Engineers implement SCTE 35 support in encoders and packagers from Elemental Technologies, Haivision, Telestream, and MainConcept. Testing and monitoring tools are provided by firms like Tektronix, Viavi Solutions, Leostream, and open-source projects hosted within communities such as GitHub and developer ecosystems like Stack Overflow. Commercial solutions integrate with ad decision servers from AppNexus, Mediaocean, and broadcast automation systems from Harris Corporation and Imagine Communications.

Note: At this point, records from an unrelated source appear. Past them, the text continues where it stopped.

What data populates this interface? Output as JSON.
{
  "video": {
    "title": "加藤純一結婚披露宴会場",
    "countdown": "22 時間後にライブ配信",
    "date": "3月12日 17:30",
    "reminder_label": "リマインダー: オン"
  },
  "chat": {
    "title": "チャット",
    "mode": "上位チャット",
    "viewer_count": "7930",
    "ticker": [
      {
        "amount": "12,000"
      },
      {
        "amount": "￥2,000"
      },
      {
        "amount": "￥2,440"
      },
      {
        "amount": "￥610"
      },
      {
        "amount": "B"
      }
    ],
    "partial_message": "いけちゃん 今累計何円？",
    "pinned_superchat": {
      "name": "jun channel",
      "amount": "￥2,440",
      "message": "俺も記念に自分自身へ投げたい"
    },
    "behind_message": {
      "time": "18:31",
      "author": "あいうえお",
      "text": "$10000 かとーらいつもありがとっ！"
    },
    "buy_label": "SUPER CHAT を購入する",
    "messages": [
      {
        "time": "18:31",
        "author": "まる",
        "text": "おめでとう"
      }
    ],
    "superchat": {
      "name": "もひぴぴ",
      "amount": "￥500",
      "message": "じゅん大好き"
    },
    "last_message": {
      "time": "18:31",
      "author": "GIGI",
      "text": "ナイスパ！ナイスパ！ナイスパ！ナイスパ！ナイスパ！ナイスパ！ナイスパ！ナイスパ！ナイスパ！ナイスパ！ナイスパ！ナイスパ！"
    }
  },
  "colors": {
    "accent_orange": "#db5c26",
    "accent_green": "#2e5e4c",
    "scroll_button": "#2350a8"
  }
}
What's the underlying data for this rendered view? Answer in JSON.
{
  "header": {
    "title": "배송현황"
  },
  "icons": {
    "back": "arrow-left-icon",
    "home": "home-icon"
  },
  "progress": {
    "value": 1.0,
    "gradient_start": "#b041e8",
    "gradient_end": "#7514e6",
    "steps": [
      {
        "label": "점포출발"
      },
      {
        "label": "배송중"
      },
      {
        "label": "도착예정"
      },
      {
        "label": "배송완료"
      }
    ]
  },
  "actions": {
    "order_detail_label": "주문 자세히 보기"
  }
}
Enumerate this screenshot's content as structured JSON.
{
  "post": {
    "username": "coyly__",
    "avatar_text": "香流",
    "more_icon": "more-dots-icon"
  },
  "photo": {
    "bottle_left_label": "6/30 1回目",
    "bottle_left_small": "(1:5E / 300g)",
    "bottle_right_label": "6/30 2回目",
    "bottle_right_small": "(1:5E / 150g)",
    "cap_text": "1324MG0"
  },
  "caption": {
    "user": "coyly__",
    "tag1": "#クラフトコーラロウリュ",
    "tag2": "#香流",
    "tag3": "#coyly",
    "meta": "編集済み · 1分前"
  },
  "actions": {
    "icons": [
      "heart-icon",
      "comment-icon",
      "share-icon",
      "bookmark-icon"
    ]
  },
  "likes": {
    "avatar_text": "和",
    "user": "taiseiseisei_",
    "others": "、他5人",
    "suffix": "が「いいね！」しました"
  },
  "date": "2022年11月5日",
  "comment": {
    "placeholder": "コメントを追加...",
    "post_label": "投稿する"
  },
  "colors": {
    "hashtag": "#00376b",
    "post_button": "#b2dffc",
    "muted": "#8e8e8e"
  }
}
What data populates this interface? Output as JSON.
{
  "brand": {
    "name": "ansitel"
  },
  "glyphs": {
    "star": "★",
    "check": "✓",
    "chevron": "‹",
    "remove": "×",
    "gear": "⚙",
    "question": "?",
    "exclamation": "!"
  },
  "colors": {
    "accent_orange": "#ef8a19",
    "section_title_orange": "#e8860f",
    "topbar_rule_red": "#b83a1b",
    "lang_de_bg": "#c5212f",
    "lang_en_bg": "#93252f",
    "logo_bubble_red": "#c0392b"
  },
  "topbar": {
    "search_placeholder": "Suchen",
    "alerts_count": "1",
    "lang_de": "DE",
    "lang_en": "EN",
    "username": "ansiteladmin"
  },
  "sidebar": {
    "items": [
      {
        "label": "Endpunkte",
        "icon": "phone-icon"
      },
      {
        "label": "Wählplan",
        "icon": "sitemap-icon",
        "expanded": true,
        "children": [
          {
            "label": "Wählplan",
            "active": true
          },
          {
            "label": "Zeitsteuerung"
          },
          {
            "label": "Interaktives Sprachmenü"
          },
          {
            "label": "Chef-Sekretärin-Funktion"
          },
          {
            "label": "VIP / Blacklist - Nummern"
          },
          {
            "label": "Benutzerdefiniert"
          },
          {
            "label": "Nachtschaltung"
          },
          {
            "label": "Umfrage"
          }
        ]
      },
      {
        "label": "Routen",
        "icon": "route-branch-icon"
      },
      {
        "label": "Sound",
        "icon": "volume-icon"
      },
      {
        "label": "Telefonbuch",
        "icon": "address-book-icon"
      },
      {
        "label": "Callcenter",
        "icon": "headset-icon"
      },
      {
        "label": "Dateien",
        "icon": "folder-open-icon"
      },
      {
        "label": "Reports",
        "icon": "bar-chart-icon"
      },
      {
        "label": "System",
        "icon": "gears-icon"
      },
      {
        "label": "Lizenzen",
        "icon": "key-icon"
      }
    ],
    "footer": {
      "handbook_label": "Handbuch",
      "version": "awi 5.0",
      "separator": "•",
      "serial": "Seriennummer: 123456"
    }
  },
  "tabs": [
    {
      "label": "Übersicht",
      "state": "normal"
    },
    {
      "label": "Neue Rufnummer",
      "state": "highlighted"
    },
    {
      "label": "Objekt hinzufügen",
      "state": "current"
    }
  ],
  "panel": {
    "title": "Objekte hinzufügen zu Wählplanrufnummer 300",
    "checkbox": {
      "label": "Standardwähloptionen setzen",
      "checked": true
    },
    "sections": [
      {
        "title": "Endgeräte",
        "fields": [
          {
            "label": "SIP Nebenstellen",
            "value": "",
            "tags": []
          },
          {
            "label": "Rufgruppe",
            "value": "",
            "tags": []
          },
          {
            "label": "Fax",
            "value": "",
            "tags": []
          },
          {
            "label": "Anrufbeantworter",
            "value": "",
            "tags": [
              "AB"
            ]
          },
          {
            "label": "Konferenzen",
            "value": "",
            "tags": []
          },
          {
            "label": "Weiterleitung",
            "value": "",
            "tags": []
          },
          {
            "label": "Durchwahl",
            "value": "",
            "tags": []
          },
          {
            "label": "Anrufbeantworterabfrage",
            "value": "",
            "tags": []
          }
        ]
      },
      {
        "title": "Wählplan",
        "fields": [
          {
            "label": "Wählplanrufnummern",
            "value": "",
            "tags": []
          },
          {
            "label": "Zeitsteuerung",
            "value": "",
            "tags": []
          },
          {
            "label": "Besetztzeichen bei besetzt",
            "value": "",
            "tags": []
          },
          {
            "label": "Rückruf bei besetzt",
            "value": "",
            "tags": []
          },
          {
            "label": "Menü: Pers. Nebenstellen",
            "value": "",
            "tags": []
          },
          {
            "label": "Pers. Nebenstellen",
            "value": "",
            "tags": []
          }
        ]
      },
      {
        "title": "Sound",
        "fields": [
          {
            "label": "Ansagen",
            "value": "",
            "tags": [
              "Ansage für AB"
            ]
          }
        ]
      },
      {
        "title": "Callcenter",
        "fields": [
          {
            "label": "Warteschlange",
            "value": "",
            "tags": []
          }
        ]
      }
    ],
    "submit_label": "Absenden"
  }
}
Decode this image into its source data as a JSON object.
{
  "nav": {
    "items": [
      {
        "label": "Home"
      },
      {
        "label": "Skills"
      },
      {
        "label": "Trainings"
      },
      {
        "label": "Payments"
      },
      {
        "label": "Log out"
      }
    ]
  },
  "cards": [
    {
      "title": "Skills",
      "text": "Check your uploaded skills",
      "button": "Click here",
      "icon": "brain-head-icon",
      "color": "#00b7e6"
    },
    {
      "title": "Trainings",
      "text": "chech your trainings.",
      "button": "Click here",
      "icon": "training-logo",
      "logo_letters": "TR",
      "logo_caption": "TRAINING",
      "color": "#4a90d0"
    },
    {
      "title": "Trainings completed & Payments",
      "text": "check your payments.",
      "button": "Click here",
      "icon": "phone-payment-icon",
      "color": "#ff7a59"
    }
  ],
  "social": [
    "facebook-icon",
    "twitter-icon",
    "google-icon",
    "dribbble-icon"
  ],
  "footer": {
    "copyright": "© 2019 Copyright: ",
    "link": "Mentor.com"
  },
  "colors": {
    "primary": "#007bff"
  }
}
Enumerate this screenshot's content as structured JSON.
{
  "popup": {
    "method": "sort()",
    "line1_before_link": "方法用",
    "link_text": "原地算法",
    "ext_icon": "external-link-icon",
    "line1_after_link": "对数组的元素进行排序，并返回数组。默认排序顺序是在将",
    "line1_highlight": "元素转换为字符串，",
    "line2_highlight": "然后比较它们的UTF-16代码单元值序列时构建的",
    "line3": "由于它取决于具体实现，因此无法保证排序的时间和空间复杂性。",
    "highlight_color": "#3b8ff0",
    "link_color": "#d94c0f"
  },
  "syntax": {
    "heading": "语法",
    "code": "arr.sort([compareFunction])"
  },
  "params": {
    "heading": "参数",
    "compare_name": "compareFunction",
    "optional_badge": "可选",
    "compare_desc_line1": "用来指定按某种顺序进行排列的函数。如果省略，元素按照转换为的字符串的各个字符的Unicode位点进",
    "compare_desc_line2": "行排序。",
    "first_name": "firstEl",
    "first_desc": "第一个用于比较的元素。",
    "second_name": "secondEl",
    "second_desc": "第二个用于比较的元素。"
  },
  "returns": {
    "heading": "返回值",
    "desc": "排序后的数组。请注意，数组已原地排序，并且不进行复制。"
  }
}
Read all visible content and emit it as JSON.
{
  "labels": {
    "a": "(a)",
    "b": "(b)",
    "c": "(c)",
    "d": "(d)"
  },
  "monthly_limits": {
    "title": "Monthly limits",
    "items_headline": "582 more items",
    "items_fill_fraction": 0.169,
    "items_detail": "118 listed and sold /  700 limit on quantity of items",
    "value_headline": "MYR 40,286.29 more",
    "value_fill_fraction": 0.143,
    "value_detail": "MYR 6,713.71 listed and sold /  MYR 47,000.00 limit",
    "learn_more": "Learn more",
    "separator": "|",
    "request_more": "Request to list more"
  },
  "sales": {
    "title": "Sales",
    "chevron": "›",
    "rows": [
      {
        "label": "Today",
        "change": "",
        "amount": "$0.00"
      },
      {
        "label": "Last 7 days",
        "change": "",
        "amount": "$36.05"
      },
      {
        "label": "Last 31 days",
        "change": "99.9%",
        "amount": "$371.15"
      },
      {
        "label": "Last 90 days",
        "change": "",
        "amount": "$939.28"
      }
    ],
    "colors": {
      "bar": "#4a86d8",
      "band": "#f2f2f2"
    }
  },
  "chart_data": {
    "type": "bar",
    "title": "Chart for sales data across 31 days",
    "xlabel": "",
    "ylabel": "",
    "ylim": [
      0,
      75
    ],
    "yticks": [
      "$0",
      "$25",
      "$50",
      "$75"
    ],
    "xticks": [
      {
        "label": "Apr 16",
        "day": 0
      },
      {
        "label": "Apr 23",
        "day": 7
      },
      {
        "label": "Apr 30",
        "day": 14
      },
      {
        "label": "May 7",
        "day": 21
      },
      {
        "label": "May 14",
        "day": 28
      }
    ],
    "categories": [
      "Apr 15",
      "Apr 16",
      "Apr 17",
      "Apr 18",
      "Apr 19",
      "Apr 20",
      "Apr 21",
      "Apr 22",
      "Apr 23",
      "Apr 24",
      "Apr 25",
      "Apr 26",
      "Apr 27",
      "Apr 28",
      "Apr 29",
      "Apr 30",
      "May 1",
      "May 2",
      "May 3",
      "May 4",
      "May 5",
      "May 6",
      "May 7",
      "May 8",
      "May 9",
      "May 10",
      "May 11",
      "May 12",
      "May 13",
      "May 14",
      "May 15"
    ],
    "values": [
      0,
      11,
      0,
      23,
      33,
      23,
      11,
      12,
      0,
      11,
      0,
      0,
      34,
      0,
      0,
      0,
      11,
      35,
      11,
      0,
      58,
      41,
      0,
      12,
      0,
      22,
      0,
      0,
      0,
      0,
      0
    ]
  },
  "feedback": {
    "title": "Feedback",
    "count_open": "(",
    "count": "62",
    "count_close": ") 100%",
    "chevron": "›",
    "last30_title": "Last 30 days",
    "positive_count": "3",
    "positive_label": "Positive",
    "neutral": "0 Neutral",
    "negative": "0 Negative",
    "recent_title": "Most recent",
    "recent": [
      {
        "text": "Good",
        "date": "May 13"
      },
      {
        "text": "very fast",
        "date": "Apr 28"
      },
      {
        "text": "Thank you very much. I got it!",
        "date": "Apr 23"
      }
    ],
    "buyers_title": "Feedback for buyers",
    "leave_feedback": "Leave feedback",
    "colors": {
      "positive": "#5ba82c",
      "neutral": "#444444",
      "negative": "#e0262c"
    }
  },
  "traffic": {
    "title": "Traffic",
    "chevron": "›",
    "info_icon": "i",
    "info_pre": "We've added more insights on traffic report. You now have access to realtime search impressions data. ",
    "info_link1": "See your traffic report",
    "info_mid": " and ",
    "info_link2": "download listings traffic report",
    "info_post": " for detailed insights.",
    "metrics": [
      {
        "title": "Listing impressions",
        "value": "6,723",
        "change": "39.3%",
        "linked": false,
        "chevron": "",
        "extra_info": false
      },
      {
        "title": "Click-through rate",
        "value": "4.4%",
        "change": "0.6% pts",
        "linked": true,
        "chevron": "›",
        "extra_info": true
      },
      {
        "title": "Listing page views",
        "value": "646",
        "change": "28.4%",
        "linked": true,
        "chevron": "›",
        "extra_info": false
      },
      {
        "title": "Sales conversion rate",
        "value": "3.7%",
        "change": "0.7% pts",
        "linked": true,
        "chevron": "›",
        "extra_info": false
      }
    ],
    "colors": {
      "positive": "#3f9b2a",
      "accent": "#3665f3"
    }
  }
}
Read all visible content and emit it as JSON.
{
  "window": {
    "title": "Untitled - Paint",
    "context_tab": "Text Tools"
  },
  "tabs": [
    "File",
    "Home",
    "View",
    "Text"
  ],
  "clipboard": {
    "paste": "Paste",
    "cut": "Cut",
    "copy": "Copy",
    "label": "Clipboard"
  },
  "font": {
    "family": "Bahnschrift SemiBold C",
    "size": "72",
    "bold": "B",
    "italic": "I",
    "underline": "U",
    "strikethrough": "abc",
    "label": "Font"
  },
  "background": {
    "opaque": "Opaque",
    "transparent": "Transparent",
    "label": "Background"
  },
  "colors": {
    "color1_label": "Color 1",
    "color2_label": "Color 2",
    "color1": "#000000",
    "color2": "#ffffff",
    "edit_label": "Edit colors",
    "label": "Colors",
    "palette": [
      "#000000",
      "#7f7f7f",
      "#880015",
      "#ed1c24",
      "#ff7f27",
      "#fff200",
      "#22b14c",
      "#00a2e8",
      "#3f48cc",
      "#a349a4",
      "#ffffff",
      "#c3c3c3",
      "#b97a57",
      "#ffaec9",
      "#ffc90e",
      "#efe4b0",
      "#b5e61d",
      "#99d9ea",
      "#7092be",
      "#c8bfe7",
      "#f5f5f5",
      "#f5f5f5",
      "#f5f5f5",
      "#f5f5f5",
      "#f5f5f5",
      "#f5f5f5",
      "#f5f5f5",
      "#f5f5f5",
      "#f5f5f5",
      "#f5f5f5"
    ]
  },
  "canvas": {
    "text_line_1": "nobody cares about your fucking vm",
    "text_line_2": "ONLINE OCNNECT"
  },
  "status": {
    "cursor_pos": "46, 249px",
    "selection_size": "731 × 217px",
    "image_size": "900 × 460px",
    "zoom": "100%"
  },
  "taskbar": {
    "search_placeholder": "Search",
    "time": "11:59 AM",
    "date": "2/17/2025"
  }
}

Certification and interoperability testing events involve consortia including CableLabs and vendor interoperability forums attended by Sony, Panasonic, and LG Electronics.
SCTE 35 interoperates with complementary standards and organizations such as SCTE, ATSC, DVB Project, ISO/IEC, IETF, W3C, and regional regulators like CRTC and ACMA. It is commonly mapped to metadata in SCTE 104 pipelines and integrated with ad signaling frameworks like IAB Tech Lab specifications, CTA standards, and advertising orchestration solutions from Nielsen and Comscore. Interoperability initiatives involve collaboration between hardware manufacturers like Intel Corporation, AMD, and Qualcomm, cloud service integrators such as Akamai, Fastly, and standards bodies including IEEE to ensure consistent behavior across broadcast, cable, and streaming delivery chains.